Ettore Bastianini, Cornell MacNeil, Pablo Elvira & 7 Baritone Roles They Shared

By David Salazar

Ettore Bastianini, Pablo Elvira, and Cornell MacNeil share a birthday – September 24. Two of these men, MacNeil and Bastianini were born on the same exact day.

All three were baritones, overlapping a ton of repertoire. Of the three, Elvira’s career is perhaps not quite up to the legendary status of the other two men, with Bastianini often crowned as the greatest baritone of all time, despite his career being cut short by an early death. MacNeil, of course, is not to be ignored, his own career lengthy, diverse and tremendously successful.

As you might anticipate, this list will look at the overlap in their careers from a repertoire perspective. It isn’t every day that three baritones share a birthday together. Here we go.


Here’s where the fun begins, because not only do we start to see that these singers share the roles, but even famous debuts in said roles. Take MacNeil and Elvira for example. Both made their Metropolitan Opera debuts as the famous jester. In the case of Elvira, it was his final ever performance at City Opera in 1989. MacNeil would sing the role over 100 times at the Met.

Bastianini, of course, made one of the great recordings of the opera, which also stars Renata Scotto and Alfredo Kraus. MacNeil’s own interpretation has also been preserved for posterity.

La Traviata – Germont

Both MacNeil and Elvira made their New York City Opera debuts in this very role from Verdi’s middle period opera “La Traviata” in 1953 and 1974, respectively. Meanwhile, Bastianini made his Metropolitan Opera debut as the father of Alfredo in 1952.

Cavalleria Rusticana and Pagliacci

Here’s a fun story. On Oct. 15, 1979, MacNeil and Elvira sang in the famous double bill. While MacNeil sang as Alfio in “Cavalleria,” Elvira took on Tonio in “Pagliacci.” Of the five performances that season, that was the only one that the two men shared. The final performance of the run featured Elvira in both roles.

MacNeil did sing both roles in both operas, recording it in 1959 and 1960 for Decca Records. Bastianini’s interpretation of the Alfio is preserved in a recording that also stars Renata Tebaldi and Jussi Björling. He has recordings of the opening aria from “Pagliacci.”

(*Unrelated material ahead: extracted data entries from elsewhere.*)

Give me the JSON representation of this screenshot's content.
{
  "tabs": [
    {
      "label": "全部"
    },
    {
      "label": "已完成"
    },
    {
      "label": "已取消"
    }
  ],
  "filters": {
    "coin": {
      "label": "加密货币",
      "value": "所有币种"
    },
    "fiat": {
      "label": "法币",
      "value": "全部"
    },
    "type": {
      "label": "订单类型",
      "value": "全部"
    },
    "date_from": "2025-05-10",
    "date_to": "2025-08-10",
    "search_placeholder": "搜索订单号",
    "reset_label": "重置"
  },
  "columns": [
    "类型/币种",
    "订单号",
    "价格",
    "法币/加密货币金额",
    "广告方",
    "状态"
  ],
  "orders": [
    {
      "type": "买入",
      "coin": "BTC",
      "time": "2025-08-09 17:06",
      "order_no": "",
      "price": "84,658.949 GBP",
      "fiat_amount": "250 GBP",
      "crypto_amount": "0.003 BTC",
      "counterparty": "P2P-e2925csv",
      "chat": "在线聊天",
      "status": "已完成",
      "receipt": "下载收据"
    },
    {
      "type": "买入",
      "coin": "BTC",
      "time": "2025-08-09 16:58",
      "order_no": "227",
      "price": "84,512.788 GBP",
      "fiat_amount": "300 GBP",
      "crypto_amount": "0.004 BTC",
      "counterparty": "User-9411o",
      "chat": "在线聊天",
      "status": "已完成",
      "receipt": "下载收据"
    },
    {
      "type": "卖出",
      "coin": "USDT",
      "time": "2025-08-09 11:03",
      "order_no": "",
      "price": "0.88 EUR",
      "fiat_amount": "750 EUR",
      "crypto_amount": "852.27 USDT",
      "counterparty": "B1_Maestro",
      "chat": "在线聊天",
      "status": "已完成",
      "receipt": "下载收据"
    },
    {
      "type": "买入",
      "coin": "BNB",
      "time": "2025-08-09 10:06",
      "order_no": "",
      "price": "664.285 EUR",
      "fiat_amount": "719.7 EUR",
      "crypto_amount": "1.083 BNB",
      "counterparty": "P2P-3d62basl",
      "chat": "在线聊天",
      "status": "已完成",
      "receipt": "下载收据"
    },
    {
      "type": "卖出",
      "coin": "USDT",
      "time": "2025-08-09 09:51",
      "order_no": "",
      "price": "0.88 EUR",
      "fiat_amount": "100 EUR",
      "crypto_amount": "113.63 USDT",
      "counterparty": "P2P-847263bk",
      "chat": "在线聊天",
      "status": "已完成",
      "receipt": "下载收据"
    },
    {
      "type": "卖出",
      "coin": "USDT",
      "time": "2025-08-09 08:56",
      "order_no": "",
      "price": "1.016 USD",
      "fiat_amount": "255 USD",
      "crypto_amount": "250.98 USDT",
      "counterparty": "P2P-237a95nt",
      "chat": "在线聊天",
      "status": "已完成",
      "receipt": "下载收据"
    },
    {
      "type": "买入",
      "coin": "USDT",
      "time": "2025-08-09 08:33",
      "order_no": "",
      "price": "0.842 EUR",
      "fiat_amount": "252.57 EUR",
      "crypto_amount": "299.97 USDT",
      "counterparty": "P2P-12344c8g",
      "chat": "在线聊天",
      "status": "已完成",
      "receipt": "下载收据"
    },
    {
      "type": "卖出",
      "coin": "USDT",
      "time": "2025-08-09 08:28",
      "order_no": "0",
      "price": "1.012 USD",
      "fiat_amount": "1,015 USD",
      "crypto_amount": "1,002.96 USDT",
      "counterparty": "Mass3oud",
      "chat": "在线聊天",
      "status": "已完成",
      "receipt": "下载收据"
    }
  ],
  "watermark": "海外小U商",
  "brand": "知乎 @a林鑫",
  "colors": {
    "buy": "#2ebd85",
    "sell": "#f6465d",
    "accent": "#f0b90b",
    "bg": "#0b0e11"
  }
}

La Forza del Destino – Don Carlo

That Bastianini and MacNeil were heralded interpreters of this role should come as no surprise, but that Elvira also got his chance to take on the role of Don Carlo in the middle-period Verdi work is quite surprising, considering its limited exposure in major theaters. But he actually took on the role once with the Metropolitan Opera, years after both of the other two men had taken it on.

La Bohème – Marcello

Of the three men, Elvira performed it more at the Met than the other two with a total of 17 performances. Bastianini came in second with 12 and MacNeil a distant third with just four. Interestingly, MacNeil never actually got to sing the role on the Met stage, all of his presentations coming on tour. Three of Bastianini’s came on tour while all of Elvira’s came at the house.

Ernani – Don Carlo

Another role that all three men took on, it is perhaps interesting that Bastianini never sang it at the Met, though he did appear frequently in the role throughout his later years. The other two men were fixtures in the role at the Met. Still, Bastianini managed to record the opera with Dmitri Mitropoulos at the podium and Mario del Monaco in the lead role.

Il Trovatore – Conte di Luna 

Let’s get this out of the way – Bastianini is quite possibly the most famous interpreter of this role and his “Il balen del suo sorriso” is arguably the greatest single rendition of the gorgeous Verdi aria.

But that doesn’t mean the other two men couldn’t make their respective marks on the role. MacNeil actually sang it more often at the Met than Bastianini did in his career, while Elvira finished up his career at Bozeman, where he created an opera company, in the role in 1996.